Building your skills doesn’t just mean strictly focusing on the languages included in full stack web development. Chase your passions - try a no-code tool, experiment with video game design, or move into something more visual like graphic design. The job of a full stack developer is to build functional and wonderful websites; the more life experience you have outside of your job skill set, the better you’ll be at your job.
The bottom line
A full stack developer is someone who has a wide range of skills and knowledge. Rather than working in just the back end or front end, they’re knowledgeable enough to work in both. It’s one person who is able to do the jobs of multiple people.
But becoming a full stack developer isn’t easy or for everyone. Before you get started, make sure you’re prepared to handle the workload of both front end and back end developing. Learn new skills and hone the ones you have that work best for full stack work. Adjust your expectations and realize that your timeline might not be the same now that you’re doing more work than you were as a front end or back end developer. As you continue to do full stack projects, learn how you can improve your production and work with people who you believe do great work.

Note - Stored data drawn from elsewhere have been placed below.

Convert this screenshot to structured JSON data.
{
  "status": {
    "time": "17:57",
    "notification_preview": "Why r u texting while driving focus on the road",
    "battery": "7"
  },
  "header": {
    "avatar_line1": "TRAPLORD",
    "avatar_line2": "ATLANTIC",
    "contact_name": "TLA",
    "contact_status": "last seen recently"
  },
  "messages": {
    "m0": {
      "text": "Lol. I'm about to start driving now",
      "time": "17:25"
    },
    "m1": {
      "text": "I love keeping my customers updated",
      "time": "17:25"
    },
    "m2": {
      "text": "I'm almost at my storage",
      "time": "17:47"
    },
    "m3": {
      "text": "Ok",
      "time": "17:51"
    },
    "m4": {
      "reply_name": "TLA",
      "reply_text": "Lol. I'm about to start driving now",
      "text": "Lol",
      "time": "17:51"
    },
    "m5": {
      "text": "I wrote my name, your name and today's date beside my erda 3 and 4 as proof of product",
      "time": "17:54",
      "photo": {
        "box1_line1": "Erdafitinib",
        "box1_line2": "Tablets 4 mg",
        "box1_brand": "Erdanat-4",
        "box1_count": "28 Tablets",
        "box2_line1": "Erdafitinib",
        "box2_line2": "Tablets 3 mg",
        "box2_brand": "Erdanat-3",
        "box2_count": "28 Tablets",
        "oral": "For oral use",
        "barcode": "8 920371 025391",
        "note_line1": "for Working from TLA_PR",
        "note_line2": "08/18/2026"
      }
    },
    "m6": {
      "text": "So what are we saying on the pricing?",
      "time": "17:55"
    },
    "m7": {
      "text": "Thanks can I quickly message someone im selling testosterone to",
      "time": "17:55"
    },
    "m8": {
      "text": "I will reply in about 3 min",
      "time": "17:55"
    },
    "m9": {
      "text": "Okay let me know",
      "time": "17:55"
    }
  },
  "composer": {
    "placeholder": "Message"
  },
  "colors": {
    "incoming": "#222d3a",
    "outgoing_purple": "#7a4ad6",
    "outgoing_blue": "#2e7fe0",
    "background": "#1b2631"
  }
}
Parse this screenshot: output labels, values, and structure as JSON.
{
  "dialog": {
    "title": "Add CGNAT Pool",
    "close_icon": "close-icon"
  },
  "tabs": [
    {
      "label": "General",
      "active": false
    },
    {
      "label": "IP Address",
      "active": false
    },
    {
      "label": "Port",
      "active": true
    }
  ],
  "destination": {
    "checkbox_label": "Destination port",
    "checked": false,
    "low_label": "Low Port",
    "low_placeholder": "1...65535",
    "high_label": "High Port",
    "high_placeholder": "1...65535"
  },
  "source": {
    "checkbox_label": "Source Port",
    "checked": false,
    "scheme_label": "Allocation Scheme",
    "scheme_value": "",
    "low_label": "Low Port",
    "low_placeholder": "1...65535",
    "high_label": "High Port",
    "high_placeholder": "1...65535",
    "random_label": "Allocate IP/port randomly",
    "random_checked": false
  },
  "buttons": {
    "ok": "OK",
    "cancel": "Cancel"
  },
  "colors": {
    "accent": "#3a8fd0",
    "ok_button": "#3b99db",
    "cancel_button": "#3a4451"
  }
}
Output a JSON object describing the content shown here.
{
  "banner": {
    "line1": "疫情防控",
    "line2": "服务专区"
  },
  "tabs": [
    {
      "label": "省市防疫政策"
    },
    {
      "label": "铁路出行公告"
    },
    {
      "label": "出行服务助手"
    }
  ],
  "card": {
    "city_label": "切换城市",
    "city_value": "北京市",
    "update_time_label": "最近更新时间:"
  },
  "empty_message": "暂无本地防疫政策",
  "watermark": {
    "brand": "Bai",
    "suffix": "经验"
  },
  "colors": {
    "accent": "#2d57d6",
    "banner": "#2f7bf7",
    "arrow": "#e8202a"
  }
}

Show off your full stack projects on your portfolio for future employers or clients to browse. As newer and better projects wrap up, ask for client testimonials to put on your website. The more you can show off your value to potential managers, the more in-demand you look. Even if you’re working for yourself, you can use your online portfolio as one of your biggest assets to getting hired. Continue to build on your skills and show you’re a valuable asset to your team to increase your pay, rise in your company (or build a profitable freelance business), and become more knowledgeable as a full stack developer.